むろん、大事な秘書にもどこかで昼食を済ませて来てくれ、と伴は金を握らせ、グラウンド近くに待たせていたベンツに乗り込んだ。
「良かったのか」
「ん?何がじゃい」
伴に続くようにしてベンツの後部座席に滑り込んだ飛雄馬が訊く。伴は運転手に行き先を告げるやいなや、車の中に置いていたまだ半分ほど残っている葉巻を手にすると、その先をガスライターでゆっくりと焦がしてから再び咥え、息を吸いつつ火を灯す。
「………」
飛雄馬はにわかに足を組み、走り出した車を操る運転手に窓を開けるように頼んだ。
「で、良かったとはなんじゃい」
葉巻を咥えたまま、伴が尋ねる。飛雄馬は彼の顔を目を細め一瞥したあと、「秘書を連れて来なくても」と低い声で言葉を紡いだ。

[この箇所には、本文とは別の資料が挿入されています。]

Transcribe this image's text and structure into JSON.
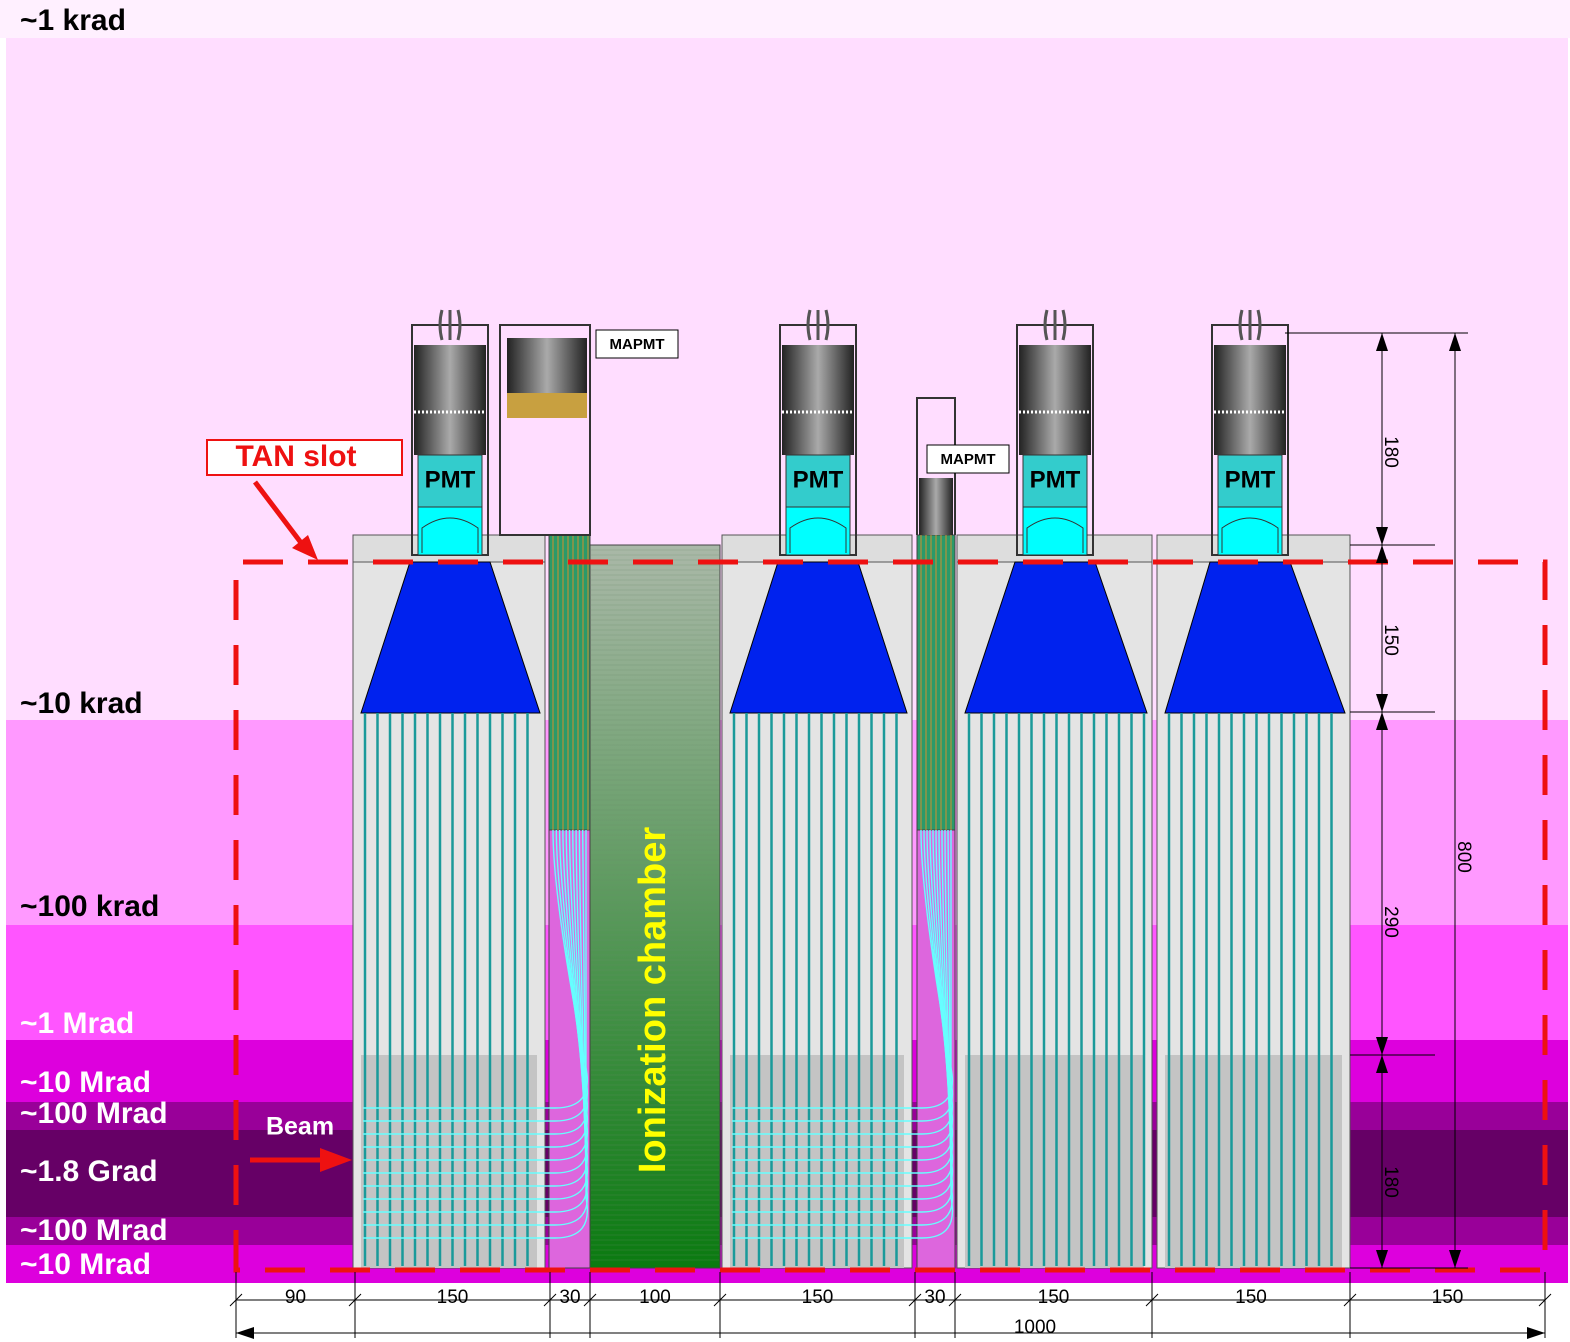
{
  "dose_levels": [
    "~1 krad",
    "~10 krad",
    "~100 krad",
    "~1 Mrad",
    "~10 Mrad",
    "~100 Mrad",
    "~1.8 Grad",
    "~100 Mrad",
    "~10 Mrad"
  ],
  "labels": {
    "tan_slot": "TAN slot",
    "beam": "Beam",
    "ionization_chamber": "Ionization chamber",
    "pmt": [
      "PMT",
      "PMT",
      "PMT",
      "PMT"
    ],
    "mapmt": [
      "MAPMT",
      "MAPMT"
    ]
  },
  "dimensions": {
    "horizontal": [
      90,
      150,
      30,
      100,
      150,
      30,
      150,
      150,
      150
    ],
    "horizontal_total": 1000,
    "vertical": [
      180,
      150,
      290,
      180
    ],
    "vertical_total": 800
  }
}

「秘書チャンを?なに、ずっとわしと一緒だと彼女も息が詰まるじゃろ。休憩くらい別々に取らんとな」
なるほど、伴らしい、と飛雄馬は薄く笑うと、僅かに開いた窓の隙間から外を見遣る。5年の間に街も色々と様変わりしたようで、そう言えばあの角には本屋があった気がするが、やらあの食堂の隣は文具屋だったように思うが、と飛雄馬は頭の中の記憶と目から入る情報とを照らし合わせてみるも、なかなか一致することなく、些か寂しささえ覚えた。
「そう言えば、おまえ、煙草を覚えたのか」
窓の外を仰ぎ見つつ飛雄馬が口を開く。
「ワハハ、星よ。これは葉巻と言ってな。引退して、会社に勤めだしてからオヤジに1本試しに吸ってみろ、貫禄が出るぞと言われて咥えてみたのが始まりじゃい」
「………おれはあまりそれが好きではない」
「う、ぐっ……」
大口を開け笑っていた伴だが、飛雄馬に言葉を濁すことなくピシャリと言われ、息を飲んだ。

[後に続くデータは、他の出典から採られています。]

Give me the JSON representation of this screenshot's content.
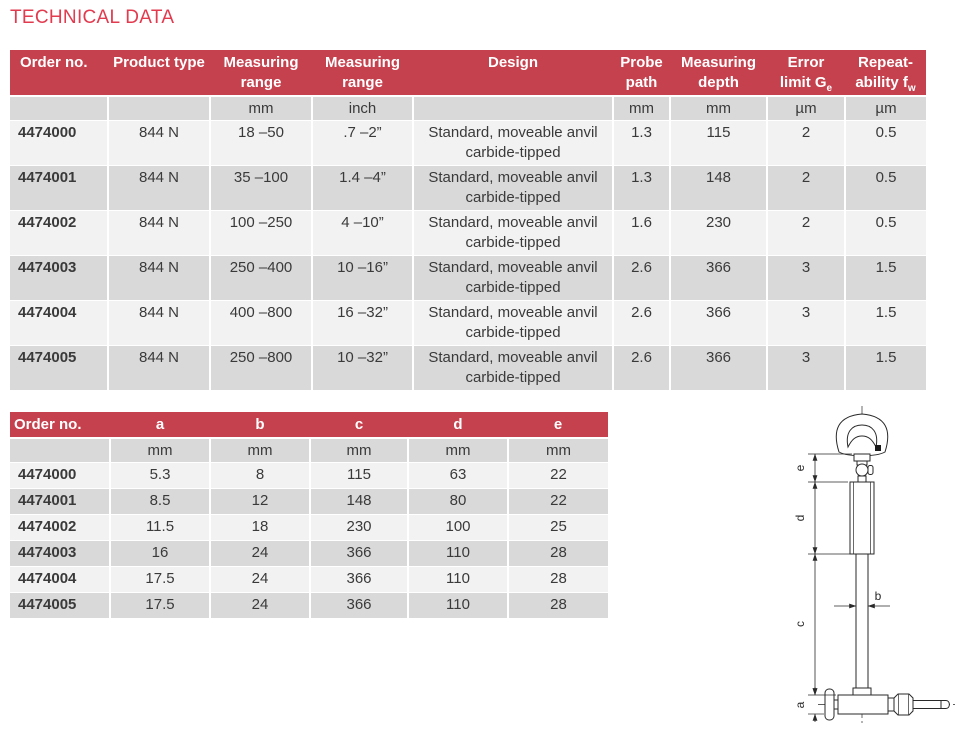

「人の趣味趣向にどうこう言える身分ではないのを承知で言うが、おれの前では吸わないでくれると助かる」
伴は目を数回瞬かせると、葉巻を口から離し、そのまま灰皿に置いた。
「星がそう言うのならわしはもう吸わんことにする。今日、今限りでサヨナラじゃい」
腕を組んで、伴はぷいと顔を逸らした。それを聞くなり隣に座る彼の顔を飛雄馬は見つめる。

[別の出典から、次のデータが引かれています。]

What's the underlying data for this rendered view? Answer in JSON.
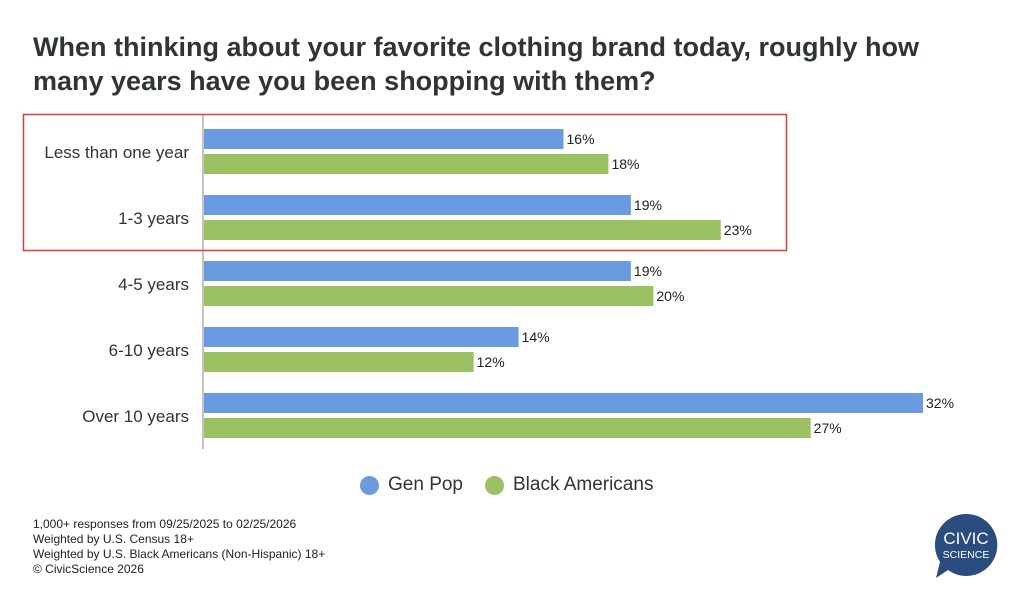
{
  "chart_data": {
    "type": "bar",
    "orientation": "horizontal",
    "title": "When thinking about your favorite clothing brand today, roughly how many years have you been shopping with them?",
    "categories": [
      "Less than one year",
      "1-3 years",
      "4-5 years",
      "6-10 years",
      "Over 10 years"
    ],
    "series": [
      {
        "name": "Gen Pop",
        "color": "#6a9ae0",
        "values": [
          16,
          19,
          19,
          14,
          32
        ]
      },
      {
        "name": "Black Americans",
        "color": "#9bc163",
        "values": [
          18,
          23,
          20,
          12,
          27
        ]
      }
    ],
    "value_suffix": "%",
    "xlim": [
      0,
      32
    ],
    "legend": "bottom-center",
    "highlight": {
      "categories": [
        "Less than one year",
        "1-3 years"
      ],
      "color": "#e03c3c"
    }
  },
  "notes": [
    "1,000+ responses from 09/25/2025 to 02/25/2026",
    "Weighted by U.S. Census 18+",
    "Weighted by U.S. Black Americans (Non-Hispanic) 18+",
    "© CivicScience 2026"
  ],
  "logo": {
    "line1": "CIVIC",
    "line2": "SCIENCE",
    "color": "#2b4c7e"
  }
}
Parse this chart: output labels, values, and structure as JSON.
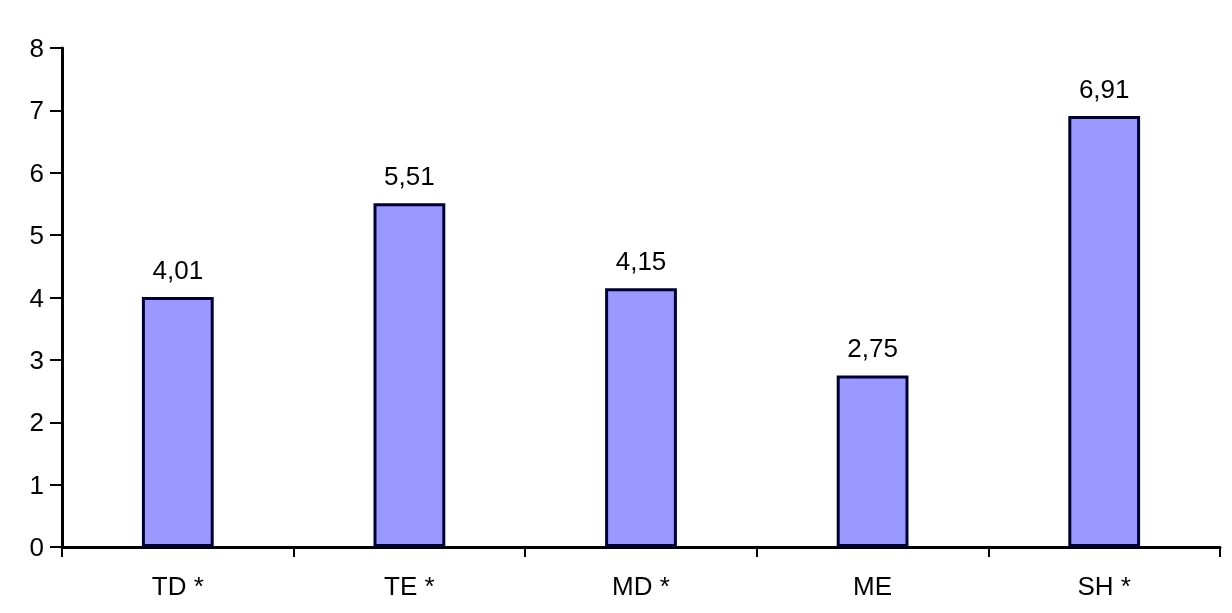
{
  "chart_data": {
    "type": "bar",
    "categories": [
      "TD *",
      "TE *",
      "MD *",
      "ME",
      "SH *"
    ],
    "values": [
      4.01,
      5.51,
      4.15,
      2.75,
      6.91
    ],
    "value_labels": [
      "4,01",
      "5,51",
      "4,15",
      "2,75",
      "6,91"
    ],
    "color": "#9999ff",
    "ylim": [
      0,
      8
    ],
    "yticks": [
      0,
      1,
      2,
      3,
      4,
      5,
      6,
      7,
      8
    ],
    "grid": false
  }
}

「いいのか。別におれと一緒でないときは好きにしたらいいと思うが」
「いいや決めたわい。わしはもう金輪際、これは吸わんことにした」
「………そうか」
目の前の信号が赤に変わって運転手はブレーキを踏み、車を止めた。
その際、何やら手帳を取り出しペンで書き込もうとしたようだが手が滑り、彼はペンを足元に取り落とす。参ったなとばかりに運転手はまだ信号が変わらぬのを確認して、ブレーキをしっかり踏み締めたまま頭と腕を足元に滑らせた。
「伴」
「なんじゃい。わしの決意は固いんじゃあ。それに星も男なら自分が言った言葉に責──」
腕を組んだまま自身の方へと顔を向けた伴の唇に飛雄馬は顔を上向け、そうっと口付ける。そうして、飛雄馬が離れるのと運転手が足元に落ちたペンを拾い顔を上げるのがほぼ同時で、伴はかーっと頬を染め、まるで金魚のように口をぱくぱくとさせた。
「やっぱり、苦いな」
「ほ、星───っ!!」
車が伴の大声でビリビリと揺れ、運転手は何事かと二人を振り返る。飛雄馬はくすくすと笑いを溢し、信号、青ですよとこちらを不思議そうな顔で見ている運転手へと指を差し、車を走らせるよう促した。
何が何やらわからぬままに車を目的地へと遣る運転手と目を幾度も瞬かせ、口元を手で押さえている伴が愉快で飛雄馬は微笑んだまま、先程まで見つめていた窓の外に視線を投げる。
すると、商店の建ち並ぶ街並みの中にまだ伴と自身が現役選手だった頃に何度か通ったラーメン屋が目に入って、次回の昼飯はあの店で食べることにしようか、と飛雄馬は一人、そんなことを思った。